Last year the avg. salary of the 10 employees

[crrc]

Last year the avg. salary of the 10 employees of Company X was $42,800. What is the avg. salary of the same 10 employees this year?

1) For 8 of the 10 employees, this year's salary is 15 percent greater than last year's salary.
2) For 2 of the 10 employees, this year's salary is the same as last year's salary

Taken together, why is it incorrect to think that we will be able to calculate this year's avg. given last year's avg.?
In other words, why isn't the answer C?

statement 1
1.15 (42.8) x 8
+
statement 2
(42.8) (2)
= the sum of the salaries.
That sum divided by 10 = the this year's avg.

OA however, is E

[Quizzy]

Can one (or two) of the 2 in statement (2) be a part of the group that is mentioned in 1? Yes....
Essentially the question never mentiones that the group of 8 is exclusive of the group of 2. + We are dealing with averages here. It would be incorrect to think of all values of a group to be equal to the average.

[JPG]

I believe it is E because given (1) and (2) together, we have no way of knowing the individual salaries and we cannot assume that the individual salaries are each equal to the previous year's average. For example, perhaps the highest 8 salaries increased by 15% and the lowest 2 did not change at all, the average would surely be different than if the highest 2 salaries did not change and the other 8 increased by 15%.

[RonPurewal]

I believe it is E because given (1) and (2) together, we have no way of knowing the individual salaries and we cannot assume that the individual salaries are each equal to the previous year's average. For example, perhaps the highest 8 salaries increased by 15% and the lowest 2 did not change at all, the average would surely be different than if the highest 2 salaries did not change and the other 8 increased by 15%.

yeah.

here's some more specific help:
remember that you can, and should, work easily back and forth between the AVERAGE of a set of data and the SUM of those data. remember, Average x # of Data Points = Sum, so, for sets in which the # of data points is known (such as this one), the SUM of the salaries will answer the data sufficiency problem just as well as the AVERAGE that's explicitly requested.

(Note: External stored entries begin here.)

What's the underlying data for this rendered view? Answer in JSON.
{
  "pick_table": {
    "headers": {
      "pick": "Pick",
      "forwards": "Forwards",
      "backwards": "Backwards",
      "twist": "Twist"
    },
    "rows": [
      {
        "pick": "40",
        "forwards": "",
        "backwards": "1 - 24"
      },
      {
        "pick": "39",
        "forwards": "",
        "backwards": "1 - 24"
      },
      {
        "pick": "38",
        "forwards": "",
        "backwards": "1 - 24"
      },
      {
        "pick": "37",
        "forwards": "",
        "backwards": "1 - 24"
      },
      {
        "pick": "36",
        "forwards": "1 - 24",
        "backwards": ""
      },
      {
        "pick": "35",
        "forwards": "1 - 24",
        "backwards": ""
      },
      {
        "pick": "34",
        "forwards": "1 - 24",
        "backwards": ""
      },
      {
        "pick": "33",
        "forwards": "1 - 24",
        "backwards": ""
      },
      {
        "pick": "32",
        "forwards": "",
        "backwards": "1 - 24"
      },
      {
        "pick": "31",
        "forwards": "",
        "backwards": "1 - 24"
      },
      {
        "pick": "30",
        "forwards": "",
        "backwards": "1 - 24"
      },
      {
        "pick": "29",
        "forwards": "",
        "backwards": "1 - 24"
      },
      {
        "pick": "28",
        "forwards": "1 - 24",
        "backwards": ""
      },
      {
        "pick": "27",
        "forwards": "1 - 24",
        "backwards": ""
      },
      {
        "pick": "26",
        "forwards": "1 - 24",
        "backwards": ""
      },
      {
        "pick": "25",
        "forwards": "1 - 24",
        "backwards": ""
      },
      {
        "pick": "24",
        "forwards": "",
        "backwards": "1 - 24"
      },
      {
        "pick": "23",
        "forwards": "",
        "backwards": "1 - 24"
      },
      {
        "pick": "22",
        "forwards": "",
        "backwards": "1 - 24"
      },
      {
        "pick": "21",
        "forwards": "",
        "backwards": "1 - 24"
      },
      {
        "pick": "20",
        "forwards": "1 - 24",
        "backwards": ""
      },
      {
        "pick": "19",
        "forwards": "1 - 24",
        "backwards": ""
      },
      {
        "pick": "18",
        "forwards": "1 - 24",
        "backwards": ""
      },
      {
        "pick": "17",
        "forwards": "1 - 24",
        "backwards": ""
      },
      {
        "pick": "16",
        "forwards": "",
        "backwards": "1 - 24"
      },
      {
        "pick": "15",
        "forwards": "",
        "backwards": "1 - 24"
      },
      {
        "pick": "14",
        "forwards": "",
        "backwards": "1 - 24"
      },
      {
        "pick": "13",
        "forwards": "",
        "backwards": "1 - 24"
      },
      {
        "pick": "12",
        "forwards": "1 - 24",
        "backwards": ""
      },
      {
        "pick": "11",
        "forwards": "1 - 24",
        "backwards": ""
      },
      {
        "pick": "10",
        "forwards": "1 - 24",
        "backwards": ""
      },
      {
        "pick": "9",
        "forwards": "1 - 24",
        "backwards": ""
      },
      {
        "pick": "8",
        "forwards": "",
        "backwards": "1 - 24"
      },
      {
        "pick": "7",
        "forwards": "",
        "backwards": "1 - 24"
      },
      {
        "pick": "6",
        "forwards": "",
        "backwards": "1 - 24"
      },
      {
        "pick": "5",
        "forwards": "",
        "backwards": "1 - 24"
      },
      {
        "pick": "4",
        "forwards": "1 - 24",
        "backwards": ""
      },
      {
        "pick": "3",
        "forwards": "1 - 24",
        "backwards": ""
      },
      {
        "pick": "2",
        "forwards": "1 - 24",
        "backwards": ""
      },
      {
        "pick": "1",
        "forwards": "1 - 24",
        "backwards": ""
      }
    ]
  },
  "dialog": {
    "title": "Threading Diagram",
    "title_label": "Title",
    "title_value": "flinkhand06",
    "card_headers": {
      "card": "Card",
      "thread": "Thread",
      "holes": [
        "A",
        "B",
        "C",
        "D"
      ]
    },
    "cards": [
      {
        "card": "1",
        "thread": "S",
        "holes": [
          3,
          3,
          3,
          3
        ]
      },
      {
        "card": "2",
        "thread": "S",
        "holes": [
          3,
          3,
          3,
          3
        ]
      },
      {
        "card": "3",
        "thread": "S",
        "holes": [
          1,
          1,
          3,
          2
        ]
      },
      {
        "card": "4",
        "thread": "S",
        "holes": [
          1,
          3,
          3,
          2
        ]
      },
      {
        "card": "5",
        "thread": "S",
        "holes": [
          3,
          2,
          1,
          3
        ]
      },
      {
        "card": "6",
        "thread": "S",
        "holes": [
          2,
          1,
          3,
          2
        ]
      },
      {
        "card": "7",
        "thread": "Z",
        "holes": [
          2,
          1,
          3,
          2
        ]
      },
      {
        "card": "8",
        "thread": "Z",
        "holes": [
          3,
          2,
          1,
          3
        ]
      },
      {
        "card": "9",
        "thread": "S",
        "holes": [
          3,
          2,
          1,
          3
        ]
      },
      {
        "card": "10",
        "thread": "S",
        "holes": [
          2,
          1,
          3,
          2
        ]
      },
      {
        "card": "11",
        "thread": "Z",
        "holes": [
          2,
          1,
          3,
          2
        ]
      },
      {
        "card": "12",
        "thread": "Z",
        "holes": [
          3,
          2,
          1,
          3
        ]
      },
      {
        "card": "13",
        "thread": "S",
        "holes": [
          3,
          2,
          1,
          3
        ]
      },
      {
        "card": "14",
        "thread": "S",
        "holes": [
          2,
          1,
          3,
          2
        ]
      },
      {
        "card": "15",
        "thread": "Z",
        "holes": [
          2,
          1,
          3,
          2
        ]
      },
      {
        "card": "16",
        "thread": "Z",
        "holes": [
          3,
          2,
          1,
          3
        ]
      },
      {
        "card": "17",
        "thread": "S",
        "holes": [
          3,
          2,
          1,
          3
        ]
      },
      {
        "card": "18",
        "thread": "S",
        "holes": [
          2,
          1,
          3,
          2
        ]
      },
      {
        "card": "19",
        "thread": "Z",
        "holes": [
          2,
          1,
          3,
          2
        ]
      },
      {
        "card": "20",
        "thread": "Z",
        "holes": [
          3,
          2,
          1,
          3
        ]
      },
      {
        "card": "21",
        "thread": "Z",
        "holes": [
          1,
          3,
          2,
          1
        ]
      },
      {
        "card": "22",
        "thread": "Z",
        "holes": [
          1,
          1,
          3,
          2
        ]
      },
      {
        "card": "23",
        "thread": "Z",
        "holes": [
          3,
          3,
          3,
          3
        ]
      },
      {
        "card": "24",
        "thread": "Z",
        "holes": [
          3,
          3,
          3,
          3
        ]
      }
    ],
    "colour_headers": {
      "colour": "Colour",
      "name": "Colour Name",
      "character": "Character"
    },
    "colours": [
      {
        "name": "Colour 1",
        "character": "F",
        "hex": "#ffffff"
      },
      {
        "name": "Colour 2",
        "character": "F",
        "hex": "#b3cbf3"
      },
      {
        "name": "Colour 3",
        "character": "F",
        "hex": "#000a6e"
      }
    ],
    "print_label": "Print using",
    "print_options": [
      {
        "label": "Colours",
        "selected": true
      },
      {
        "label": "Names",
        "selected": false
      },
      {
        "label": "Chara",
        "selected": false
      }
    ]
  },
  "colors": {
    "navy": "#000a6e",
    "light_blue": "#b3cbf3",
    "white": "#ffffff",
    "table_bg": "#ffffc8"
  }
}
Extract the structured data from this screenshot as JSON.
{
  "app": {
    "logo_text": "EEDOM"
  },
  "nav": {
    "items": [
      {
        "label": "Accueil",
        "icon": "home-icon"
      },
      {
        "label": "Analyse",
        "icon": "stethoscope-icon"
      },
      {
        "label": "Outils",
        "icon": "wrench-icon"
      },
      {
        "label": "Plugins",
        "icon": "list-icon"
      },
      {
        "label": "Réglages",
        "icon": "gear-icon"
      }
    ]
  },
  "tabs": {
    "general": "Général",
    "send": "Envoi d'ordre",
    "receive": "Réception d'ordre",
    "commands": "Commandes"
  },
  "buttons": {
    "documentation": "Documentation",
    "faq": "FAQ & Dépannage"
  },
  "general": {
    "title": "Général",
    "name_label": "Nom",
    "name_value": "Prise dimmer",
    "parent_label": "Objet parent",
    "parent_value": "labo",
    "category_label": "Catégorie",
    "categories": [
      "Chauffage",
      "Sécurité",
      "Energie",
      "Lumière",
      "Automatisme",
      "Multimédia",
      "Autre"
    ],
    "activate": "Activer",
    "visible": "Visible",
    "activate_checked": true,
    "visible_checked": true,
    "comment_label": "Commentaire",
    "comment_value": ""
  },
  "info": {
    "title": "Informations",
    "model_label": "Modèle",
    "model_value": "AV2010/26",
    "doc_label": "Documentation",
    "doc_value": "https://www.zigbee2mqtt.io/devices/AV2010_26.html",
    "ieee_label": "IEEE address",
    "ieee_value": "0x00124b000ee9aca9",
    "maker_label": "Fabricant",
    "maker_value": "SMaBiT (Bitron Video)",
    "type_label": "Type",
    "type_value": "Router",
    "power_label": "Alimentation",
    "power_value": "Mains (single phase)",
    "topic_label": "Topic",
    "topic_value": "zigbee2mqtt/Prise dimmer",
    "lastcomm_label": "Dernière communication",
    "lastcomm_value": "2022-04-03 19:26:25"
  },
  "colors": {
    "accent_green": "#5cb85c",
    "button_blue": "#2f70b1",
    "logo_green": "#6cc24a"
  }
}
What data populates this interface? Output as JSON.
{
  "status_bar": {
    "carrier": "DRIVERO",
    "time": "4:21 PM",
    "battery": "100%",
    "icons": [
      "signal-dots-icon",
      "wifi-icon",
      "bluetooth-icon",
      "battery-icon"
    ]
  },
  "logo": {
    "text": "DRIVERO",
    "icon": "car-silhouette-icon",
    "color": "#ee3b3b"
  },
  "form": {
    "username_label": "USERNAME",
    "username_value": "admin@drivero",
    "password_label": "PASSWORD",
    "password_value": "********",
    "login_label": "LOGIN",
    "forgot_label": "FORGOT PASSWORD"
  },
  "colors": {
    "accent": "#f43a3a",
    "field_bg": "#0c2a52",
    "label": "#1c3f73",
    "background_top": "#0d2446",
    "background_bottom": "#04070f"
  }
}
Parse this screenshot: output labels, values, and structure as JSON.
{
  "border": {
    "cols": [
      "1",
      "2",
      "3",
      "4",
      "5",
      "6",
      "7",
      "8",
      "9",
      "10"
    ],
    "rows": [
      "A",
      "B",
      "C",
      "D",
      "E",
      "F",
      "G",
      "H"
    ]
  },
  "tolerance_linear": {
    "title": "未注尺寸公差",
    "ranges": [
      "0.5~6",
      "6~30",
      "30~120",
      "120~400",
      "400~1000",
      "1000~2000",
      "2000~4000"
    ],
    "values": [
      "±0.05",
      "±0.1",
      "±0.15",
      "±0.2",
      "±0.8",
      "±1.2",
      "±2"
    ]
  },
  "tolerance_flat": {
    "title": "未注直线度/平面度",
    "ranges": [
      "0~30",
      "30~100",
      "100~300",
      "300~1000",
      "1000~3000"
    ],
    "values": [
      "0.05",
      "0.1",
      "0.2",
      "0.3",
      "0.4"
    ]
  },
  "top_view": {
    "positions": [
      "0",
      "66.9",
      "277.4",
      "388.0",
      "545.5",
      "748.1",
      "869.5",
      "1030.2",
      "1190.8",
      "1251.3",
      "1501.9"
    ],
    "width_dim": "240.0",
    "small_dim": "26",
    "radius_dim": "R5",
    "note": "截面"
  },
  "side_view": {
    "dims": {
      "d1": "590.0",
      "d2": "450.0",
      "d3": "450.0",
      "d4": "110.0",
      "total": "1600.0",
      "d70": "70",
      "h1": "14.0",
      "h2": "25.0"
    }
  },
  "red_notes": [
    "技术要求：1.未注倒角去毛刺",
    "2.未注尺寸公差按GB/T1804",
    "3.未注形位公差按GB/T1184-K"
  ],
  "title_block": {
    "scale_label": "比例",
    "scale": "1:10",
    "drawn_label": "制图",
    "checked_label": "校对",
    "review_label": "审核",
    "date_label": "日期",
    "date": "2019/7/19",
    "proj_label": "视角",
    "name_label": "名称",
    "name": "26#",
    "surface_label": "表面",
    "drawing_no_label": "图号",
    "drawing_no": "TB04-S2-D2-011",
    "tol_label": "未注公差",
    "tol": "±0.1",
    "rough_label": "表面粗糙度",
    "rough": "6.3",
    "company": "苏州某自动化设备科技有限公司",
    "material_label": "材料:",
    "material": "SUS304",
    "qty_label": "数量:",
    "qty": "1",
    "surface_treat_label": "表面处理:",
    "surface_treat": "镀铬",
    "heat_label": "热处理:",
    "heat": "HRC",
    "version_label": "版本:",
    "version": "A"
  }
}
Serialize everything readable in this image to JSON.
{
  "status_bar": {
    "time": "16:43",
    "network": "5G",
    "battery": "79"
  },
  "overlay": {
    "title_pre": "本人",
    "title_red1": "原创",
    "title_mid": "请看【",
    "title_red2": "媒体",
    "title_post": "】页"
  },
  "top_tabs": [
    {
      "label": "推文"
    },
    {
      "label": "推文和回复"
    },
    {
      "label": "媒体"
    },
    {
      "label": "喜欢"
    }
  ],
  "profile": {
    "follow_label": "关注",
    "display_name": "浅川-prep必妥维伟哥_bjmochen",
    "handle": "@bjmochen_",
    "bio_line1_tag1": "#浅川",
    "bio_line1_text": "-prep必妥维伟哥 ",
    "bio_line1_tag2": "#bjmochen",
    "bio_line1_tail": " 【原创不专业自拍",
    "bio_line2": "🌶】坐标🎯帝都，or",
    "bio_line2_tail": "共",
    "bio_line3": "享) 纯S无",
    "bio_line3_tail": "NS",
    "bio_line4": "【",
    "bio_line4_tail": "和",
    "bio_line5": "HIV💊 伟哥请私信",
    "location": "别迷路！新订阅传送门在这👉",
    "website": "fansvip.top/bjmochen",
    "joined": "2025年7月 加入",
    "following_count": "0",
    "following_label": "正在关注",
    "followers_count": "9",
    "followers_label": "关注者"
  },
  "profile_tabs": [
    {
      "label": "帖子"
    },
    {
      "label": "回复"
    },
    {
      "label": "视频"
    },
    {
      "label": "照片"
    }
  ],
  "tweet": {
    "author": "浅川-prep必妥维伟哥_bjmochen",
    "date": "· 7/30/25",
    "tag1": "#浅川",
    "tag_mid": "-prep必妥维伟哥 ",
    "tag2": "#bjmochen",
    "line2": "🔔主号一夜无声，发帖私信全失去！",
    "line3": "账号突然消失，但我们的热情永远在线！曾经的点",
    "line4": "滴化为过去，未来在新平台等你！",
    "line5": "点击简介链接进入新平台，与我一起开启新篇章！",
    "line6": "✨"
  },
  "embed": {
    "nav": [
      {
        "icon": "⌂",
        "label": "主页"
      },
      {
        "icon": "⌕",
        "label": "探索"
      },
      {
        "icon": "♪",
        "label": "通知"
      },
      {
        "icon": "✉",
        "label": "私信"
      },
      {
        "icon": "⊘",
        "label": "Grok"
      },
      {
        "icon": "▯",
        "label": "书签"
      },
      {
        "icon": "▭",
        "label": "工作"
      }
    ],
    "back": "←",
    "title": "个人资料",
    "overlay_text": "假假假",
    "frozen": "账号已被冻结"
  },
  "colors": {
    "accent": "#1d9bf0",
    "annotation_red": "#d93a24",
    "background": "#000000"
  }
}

this is an extremely valuable observation, because, while it's somewhat difficult to process changes to the average conceptually, it's splendidly easy to think about changes to the sum.

to wit:
following JPG's lead, contrast the situation in which the 8 lowest salaries are augmented to that in which the 8 highest salaries are augmented.
since we're augmenting the salaries by a fixed percentage, it follows that the absolute dollar changes are smaller in the former case than in the latter case (because 15% of a smaller number is less than 15% of a larger number).
therefore, in the former case, the overall increase in the SUM will be smaller than it is in the latter case, because the individual salary changes are smaller.
that settles the issue; the sum could change by different amounts. therefore, the average could also change by different amounts. therefore, insufficient.

good times